To note, the bank posted FX income of PkR3.5bn in 3QCY22, when the PkR had depreciated by ~11% over the quarter. In comparison, the interbank rate has remained largely flat in 4QCY22, down by a mere 1.5%. We estimate some respite to come from lower provisions in the final quarter, down by 37%QoQ, while 1.88x compared to the SPLY, as a result of the high base established in the earlier quarter. To note, the bank recorded provisions of PkR4.1bn (PkR2.3/sh) in 3QCY22, as the bank took a specific provision as a result of classifying certain parties in Non-Performing category. Alongside the earnings, we estimate the bank to pay out ~PkR2.5/sh in dividends during the quarter, which would take the full-year payout to PkR5/sh, or 45% of earnings. We have a “Buy” call on the stock, with a Dec’24 TP of PkR41.15/sh, offering an upside potential of 37% from the last close.

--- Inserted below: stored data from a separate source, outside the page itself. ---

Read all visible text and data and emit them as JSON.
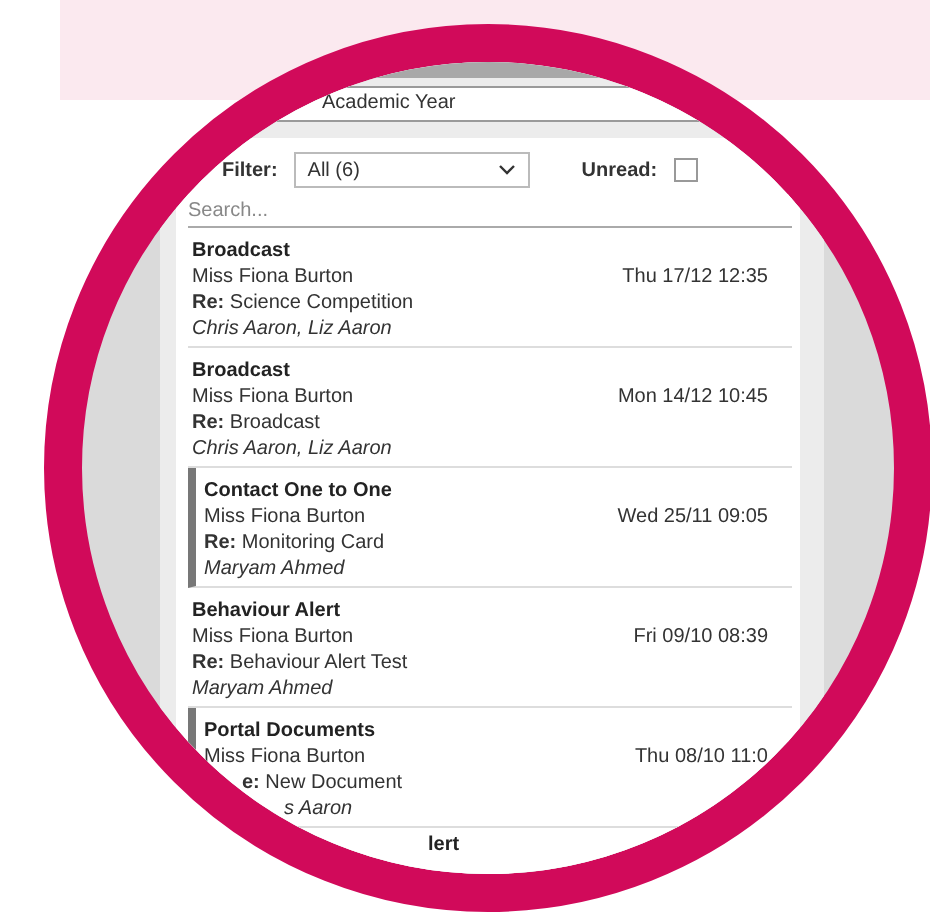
{
  "year_selector": {
    "value": "Academic Year"
  },
  "filter": {
    "label": "Filter:",
    "value": "All (6)"
  },
  "unread_filter": {
    "label": "Unread:",
    "checked": false
  },
  "search": {
    "placeholder": "Search..."
  },
  "messages": [
    {
      "type": "Broadcast",
      "sender": "Miss Fiona Burton",
      "date": "Thu 17/12 12:35",
      "subject": "**Re:** Science Competition",
      "recipients": "Chris Aaron, Liz Aaron",
      "unread": false
    },
    {
      "type": "Broadcast",
      "sender": "Miss Fiona Burton",
      "date": "Mon 14/12 10:45",
      "subject": "**Re:** Broadcast",
      "recipients": "Chris Aaron, Liz Aaron",
      "unread": false
    },
    {
      "type": "Contact One to One",
      "sender": "Miss Fiona Burton",
      "date": "Wed 25/11 09:05",
      "subject": "**Re:** Monitoring Card",
      "recipients": "Maryam Ahmed",
      "unread": true
    },
    {
      "type": "Behaviour Alert",
      "sender": "Miss Fiona Burton",
      "date": "Fri 09/10 08:39",
      "subject": "**Re:** Behaviour Alert Test",
      "recipients": "Maryam Ahmed",
      "unread": false
    },
    {
      "type": "Portal Documents",
      "sender": "Miss Fiona Burton",
      "date": "Thu 08/10 11:0",
      "subject": "**e:** New Document",
      "recipients": "s Aaron",
      "unread": true
    },
    {
      "type": "lert"
    }
  ]
}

POL – 1HFY23 earnings expected at PkR53.3/sh: Pakistan Oilfields Limited (POL)’s board of directors are scheduled to meet sometime in mid-Feb to approve 1HFY23 results where we expect the company to post earnings of PkR15.12bn (EPS: PkR53.3) during the period, depicting a growth of 38%YoY. The growth in earnings is largely price driven, majorly due to increasing crude prices, up by ~28%YoY (vs. 1HFY22 average) alongside of ~31%YoY depreciation in PkR (vs. 1HFY22 average). Oil production on the other hand has fallen by ~11%YoY during 1HFY23 amid significant declines in blocks including Tal ((Down) 9%YoY), Adhi ((Down) 16%YoY) and Pindori ((Down) 32%YoY) during the period. For 2QFY23 alone, the profitability is expected to settle at PkR6.78bn (EPS: PkR24.0), down by 19%QoQ, compared to PkR8.3bn (EPS: PkR29.4) in the previous quarter. Here too the decline in profitability is production driven, as production in the Tal Block remained hampered (Makori East) due to maintenance works at SNGPL pipeline during the quarter.

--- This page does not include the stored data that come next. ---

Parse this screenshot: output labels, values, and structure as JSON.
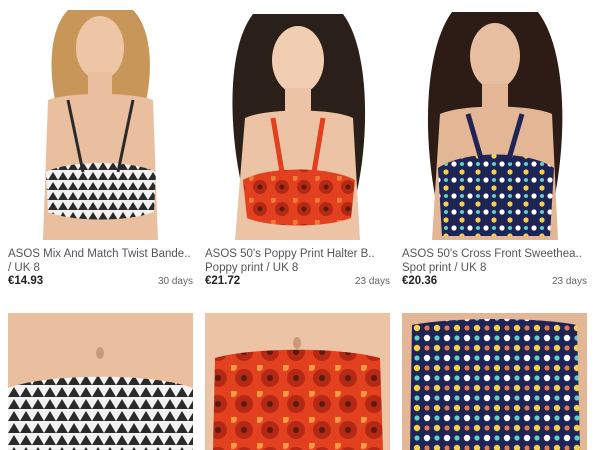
{
  "colors": {
    "background": "#ffffff",
    "price_text": "#222222",
    "title_text": "#555555",
    "skin": "#e9bf9f",
    "red_print": "#e2401f",
    "navy_spot": "#1f2456",
    "mono_print": "#2a2a2a"
  },
  "products": [
    {
      "title_line1": "ASOS Mix And Match Twist Bande..",
      "title_line2": "/ UK 8",
      "price": "€14.93",
      "days": "30 days",
      "image_icon": "bikini-top-mono-print"
    },
    {
      "title_line1": "ASOS 50's Poppy Print Halter B..",
      "title_line2": "Poppy print / UK 8",
      "price": "€21.72",
      "days": "23 days",
      "image_icon": "bikini-top-poppy-print"
    },
    {
      "title_line1": "ASOS 50's Cross Front Sweethea..",
      "title_line2": "Spot print / UK 8",
      "price": "€20.36",
      "days": "23 days",
      "image_icon": "bikini-top-spot-print"
    },
    {
      "image_icon": "bikini-bottom-mono-print"
    },
    {
      "image_icon": "bikini-bottom-poppy-print"
    },
    {
      "image_icon": "bikini-bottom-spot-print"
    }
  ]
}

Furthermore, we expect company to incur meagre exploration expenses of PkR384mn for the quarter. To recall, the company posted PkR4.35bn in dry well costs during the 1QFY23, on account of DGK-1 (DG Khan Block), taking total exploration expenses to PkR4.53bn for the period. Finally, given its immunity from circular debt, the company is expected to announce half year cash dividend of PkR45/sh. We have a buy call on the scrip with a TP of PkR600/sh alongside dividend yield of ~21% for the full year FY23.